What kind of professional relations do you maintain with the Hungarian research community, including with the Faculty of Natural Sciences of ELTE?

I always maintained a very strong scientific exchange and contact to colleagues in Hungary. I always attend scientific conferences organized in Hungary and I myself organized two such conferences in Budapest, the latest being the Spring School of the European Society of Gene and Cell Therapy, where 150 international PhD students attended.
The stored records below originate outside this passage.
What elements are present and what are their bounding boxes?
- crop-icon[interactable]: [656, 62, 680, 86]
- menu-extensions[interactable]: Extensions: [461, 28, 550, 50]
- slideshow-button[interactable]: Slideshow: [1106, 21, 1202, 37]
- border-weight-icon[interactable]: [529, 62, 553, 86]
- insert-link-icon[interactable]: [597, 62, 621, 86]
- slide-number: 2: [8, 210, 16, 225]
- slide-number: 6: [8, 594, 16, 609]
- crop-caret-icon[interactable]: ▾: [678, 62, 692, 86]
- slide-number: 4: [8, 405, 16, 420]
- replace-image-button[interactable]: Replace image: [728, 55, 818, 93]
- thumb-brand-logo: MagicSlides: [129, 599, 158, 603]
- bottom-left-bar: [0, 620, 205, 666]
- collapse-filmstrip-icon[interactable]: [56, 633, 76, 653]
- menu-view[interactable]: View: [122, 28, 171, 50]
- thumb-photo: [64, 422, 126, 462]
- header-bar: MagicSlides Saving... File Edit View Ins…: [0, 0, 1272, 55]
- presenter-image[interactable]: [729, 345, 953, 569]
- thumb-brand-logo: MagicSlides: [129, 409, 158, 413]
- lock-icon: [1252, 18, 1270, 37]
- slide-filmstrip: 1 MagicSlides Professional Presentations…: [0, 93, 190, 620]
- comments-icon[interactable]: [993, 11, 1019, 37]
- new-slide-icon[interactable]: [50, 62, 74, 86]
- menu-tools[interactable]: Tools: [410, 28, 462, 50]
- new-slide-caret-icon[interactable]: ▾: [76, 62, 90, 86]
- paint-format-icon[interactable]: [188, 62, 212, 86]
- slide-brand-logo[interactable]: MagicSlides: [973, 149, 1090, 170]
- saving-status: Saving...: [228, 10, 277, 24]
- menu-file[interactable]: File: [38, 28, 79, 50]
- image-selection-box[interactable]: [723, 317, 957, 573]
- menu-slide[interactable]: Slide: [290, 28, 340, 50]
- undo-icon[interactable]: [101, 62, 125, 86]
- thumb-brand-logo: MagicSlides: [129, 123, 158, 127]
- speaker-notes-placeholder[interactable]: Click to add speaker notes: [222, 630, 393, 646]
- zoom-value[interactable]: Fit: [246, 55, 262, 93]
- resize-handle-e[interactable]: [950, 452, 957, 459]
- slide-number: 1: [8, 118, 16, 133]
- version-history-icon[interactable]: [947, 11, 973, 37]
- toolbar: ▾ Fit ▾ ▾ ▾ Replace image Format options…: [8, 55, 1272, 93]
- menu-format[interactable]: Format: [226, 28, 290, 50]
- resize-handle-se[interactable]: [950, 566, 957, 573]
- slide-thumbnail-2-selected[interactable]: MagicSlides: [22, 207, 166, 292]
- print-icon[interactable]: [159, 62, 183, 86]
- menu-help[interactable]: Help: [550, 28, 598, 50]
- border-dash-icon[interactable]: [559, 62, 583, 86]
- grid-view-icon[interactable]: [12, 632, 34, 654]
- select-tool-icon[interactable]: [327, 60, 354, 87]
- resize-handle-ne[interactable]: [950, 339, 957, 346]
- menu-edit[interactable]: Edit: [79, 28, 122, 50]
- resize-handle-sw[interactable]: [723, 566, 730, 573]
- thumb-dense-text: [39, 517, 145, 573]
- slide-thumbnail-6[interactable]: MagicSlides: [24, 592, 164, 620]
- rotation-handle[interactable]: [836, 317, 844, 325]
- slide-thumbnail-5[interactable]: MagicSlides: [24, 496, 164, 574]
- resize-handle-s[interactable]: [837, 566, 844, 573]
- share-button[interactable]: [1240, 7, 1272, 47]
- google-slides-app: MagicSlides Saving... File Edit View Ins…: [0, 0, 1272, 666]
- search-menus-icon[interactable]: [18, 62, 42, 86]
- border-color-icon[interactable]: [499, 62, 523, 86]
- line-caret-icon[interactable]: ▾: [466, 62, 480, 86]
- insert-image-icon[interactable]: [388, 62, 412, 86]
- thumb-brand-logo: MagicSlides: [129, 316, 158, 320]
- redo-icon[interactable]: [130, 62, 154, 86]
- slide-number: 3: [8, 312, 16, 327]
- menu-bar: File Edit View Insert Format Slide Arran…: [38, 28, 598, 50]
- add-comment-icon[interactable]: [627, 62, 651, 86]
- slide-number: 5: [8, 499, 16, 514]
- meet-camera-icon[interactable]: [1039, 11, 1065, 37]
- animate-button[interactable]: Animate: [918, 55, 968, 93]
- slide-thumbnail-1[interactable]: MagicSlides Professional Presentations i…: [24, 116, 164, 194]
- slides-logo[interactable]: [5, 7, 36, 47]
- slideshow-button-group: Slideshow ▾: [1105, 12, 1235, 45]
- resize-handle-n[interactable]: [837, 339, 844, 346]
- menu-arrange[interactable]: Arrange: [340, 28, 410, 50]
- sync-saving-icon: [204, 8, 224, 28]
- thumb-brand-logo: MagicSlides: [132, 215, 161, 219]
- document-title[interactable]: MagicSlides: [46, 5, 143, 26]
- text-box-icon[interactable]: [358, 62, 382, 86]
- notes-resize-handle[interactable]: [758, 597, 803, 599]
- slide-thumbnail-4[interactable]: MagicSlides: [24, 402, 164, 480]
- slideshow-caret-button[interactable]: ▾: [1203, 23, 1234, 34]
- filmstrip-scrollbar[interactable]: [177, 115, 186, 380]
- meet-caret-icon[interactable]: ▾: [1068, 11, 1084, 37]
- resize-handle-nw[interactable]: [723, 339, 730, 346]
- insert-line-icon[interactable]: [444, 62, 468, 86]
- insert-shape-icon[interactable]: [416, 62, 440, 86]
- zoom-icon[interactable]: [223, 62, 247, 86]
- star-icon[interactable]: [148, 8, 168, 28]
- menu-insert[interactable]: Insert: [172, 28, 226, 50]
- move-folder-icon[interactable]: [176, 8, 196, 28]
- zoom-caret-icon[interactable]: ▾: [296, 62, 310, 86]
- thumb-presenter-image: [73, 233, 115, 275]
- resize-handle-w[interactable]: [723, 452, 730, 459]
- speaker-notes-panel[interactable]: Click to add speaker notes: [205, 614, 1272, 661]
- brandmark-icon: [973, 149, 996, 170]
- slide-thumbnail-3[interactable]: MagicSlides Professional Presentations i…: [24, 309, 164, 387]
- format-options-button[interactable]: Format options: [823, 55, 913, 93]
I applied for joint funding together with Hungarian scientists on multiple occasions, which provided a formal framework for deepening the scientific exchange with these partners. My earliest contacts with ELTE-TTK were established with the Department of Genetics, where we pursued a fascinating idea and experimental observation relating to transposon activity in worms and its impact on ageing. This collaborative work has recently resulted in a joint publication. I was then invited by the Department of Biochemistry to contribute to the university's curriculum with a lecture course on genetic engineering and biotechnology. Because I love teaching, I happily accepted and already accomplished two rounds of the course. Finally, recent efforts together with the Department of Immunology focus on strengthening our interactions to establish a nucleus of gene therapy research at ELTE-TTK.

What will you talk about in your honorary doctorate lecture, which is entitled: "Digging in the dirt: How archeogenetics and synthetic biology impacted gene therapy"?

I will cover briefly how I discovered the Sleeping Beauty transposon (with some personal elements of my career as side notes), how we developed this system as a useful tool for genetic engineering, and how it is currently used for human gene therapy. I will also mention the challenges that are ahead of us.

What is your message to the young generation studying molecular biology and biotechnology, what should they focus on, what should they train themselves in, to cope with the many challenges of the present and the future and become successful researchers?

My first message to them is to follow their hearts. Enthusiasm and passion are prerequisites for becoming a successful scientist. My second message is that failure is an integral and natural part of the discovery process. This requires endurance and patience. If enthusiasm and patience are there, then success will inevitably come their way.